The chair creaked. She was looking at me from under her hat, gravely as a Red Indian. “There were two roads leading from a certain tree, and when we were eighteen life said to me, ‘You go this way,’ and life said to Napier, ‘You go that way.’ And so we did that, and so it has been....”
Now I was staring at her mouth, which was a silky red mouth engraved with I don’t know how many deep downward lines, and my heart beat twice so loudly that I wondered if she had heard it, for she whispered sharply: “Listen!” But it was only a clock striking somewhere in London, and its striking was quickly done.
“I must go,” she said, but not even the armchair creaked, and her green hat was still crushed against the back of the chair, and her eyes were still staring profoundly over my shoulder. There was only the window there. The curtains were not drawn, and I thought I would draw them, but it seemed a pity to move. Her eyes glowed like an animal’s. She was staring, absorbed, over my right shoulder, but there was only the window there. She was asleep. Then her eyes dilated into glowing points, and her lips said: “On a envie.”
Then she made a gesture of distaste.
She said: “There are desires....”
“Heavens, do you need to tell me that!”
“Oh, not those desires!” Expressionless, blazing eyes absorbed over my shoulder, she waved away “those desires.” I was snubbed.
“They call it,” she said, “the desire-for-I-know-not-what. They will find it one day when we are dead and all things that live now are dead. They will find it when everything is dead but the dreams we have no words for. It is not chocolate, it is not cigarettes, it is not cocaine, nor opium, nor sex. It is not eating, drinking, flying, fighting, loving. It is not love’s delight, it is not bearing children, though in that there are moments like jewels. There is one taste in us that is unsatisfied. I don’t know what that taste is, but I know it is there. Life’s best gift, hasn’t some one said, is the ability to dream of a better life....”

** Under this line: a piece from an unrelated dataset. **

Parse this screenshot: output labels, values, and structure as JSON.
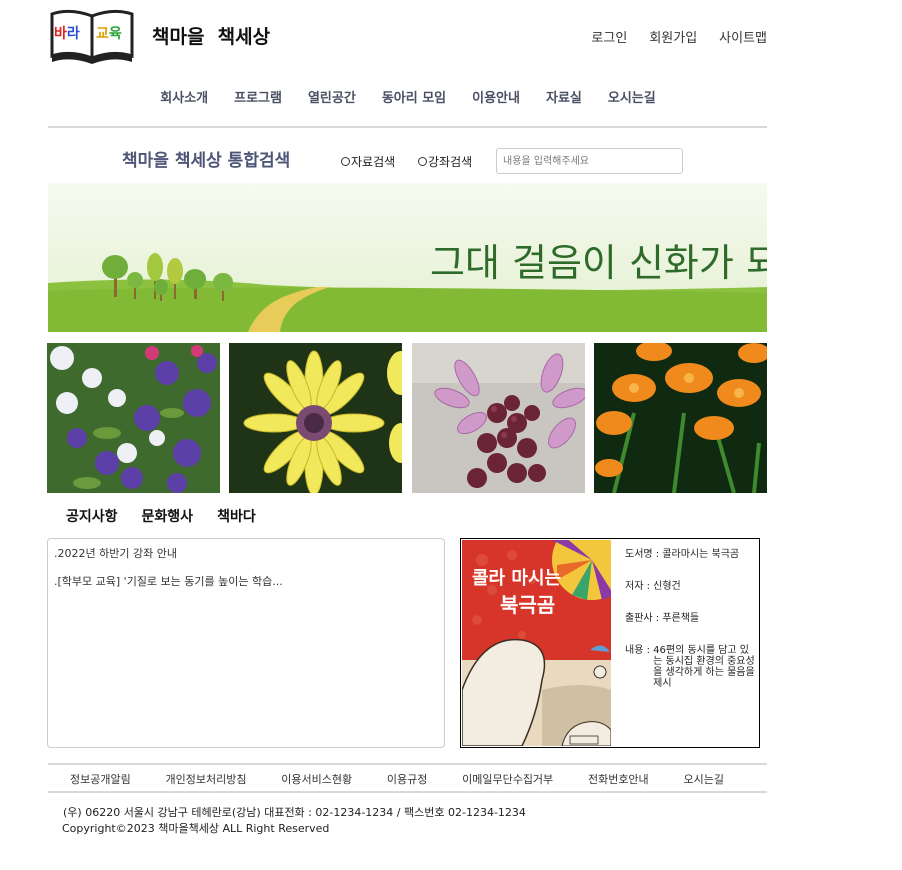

The green hat crushed recklessly against the back of the chair, she stared, still and absorbed, at the names that friends of long-ago had written on the ceiling with smoke of candle-flame. Her eyes glowed, glowed like an animal’s. The light of the reading-lamp on the littered table by my elbow kissed her lip, and the light kissed the faint, faint down on her lip into a few minutes of existence as a garden of gold dust. A sword lay in my mind, twisting and shining among the inner grotesqueries where we keep ourselves, in the real sense, to ourselves.

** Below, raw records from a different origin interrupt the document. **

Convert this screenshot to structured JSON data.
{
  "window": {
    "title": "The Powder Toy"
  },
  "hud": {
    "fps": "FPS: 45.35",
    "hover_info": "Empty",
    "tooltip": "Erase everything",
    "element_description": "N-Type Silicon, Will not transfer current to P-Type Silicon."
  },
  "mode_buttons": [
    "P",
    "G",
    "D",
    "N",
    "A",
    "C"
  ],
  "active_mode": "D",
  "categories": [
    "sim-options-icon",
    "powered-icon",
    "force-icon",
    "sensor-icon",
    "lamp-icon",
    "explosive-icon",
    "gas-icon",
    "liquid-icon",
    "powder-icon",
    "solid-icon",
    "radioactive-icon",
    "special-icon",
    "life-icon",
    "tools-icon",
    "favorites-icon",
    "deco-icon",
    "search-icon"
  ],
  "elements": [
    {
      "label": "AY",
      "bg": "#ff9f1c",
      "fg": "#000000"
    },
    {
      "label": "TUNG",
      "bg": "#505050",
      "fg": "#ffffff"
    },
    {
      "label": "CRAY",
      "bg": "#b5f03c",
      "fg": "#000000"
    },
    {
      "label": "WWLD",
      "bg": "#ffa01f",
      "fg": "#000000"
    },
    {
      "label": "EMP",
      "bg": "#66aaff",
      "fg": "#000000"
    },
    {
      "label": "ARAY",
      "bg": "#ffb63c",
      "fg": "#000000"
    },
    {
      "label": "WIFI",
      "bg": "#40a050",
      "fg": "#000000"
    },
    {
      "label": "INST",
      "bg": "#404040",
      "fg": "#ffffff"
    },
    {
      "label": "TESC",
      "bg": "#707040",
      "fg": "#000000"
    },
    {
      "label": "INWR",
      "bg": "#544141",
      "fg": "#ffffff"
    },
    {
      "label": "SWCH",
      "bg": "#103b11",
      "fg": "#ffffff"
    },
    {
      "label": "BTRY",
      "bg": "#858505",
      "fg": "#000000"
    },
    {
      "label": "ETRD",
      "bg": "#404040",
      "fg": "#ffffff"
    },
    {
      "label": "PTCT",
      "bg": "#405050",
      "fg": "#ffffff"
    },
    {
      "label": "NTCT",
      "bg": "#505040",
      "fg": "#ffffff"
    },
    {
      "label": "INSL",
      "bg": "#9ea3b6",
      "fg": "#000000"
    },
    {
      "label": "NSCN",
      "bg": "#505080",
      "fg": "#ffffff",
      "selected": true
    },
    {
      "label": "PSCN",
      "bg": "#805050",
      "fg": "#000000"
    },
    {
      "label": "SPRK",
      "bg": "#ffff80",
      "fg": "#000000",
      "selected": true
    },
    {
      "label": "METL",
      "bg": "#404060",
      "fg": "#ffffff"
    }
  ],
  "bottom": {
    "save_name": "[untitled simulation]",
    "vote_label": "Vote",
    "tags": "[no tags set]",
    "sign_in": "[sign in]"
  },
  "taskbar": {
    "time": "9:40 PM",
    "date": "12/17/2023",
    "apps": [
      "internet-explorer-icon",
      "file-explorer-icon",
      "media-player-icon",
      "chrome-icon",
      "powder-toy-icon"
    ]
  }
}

I forced my mind to a more legal aspect of her. There were two rings on her wedding finger. A narrow circle of platinum, a narrow circle of gold. I wondered if she had been married twice. I tried to imagine her husbands. They would be tall, handsome men, and she would be passionately in love with them. She would, like all women in love with tall, handsome men, be worshipful as a dog. Physically they would be very courteous to her, but no more than courteous, and mentally they would, if I may say so, treat her rough. They would go to sleep quickly, and she would lie awake far into the night, pressing her breasts, because they hurt her. She would think. She would not think. Then one day, when she was between thinking and not thinking, she would be unfaithful, and the tall, handsome man who was her husband would apologise to her for not having understood her better. But she would say, with cold eyes: “There is nothing to understand. On a envie.” Then he would say, “Oh!” and instruct her lawyers to divorce him.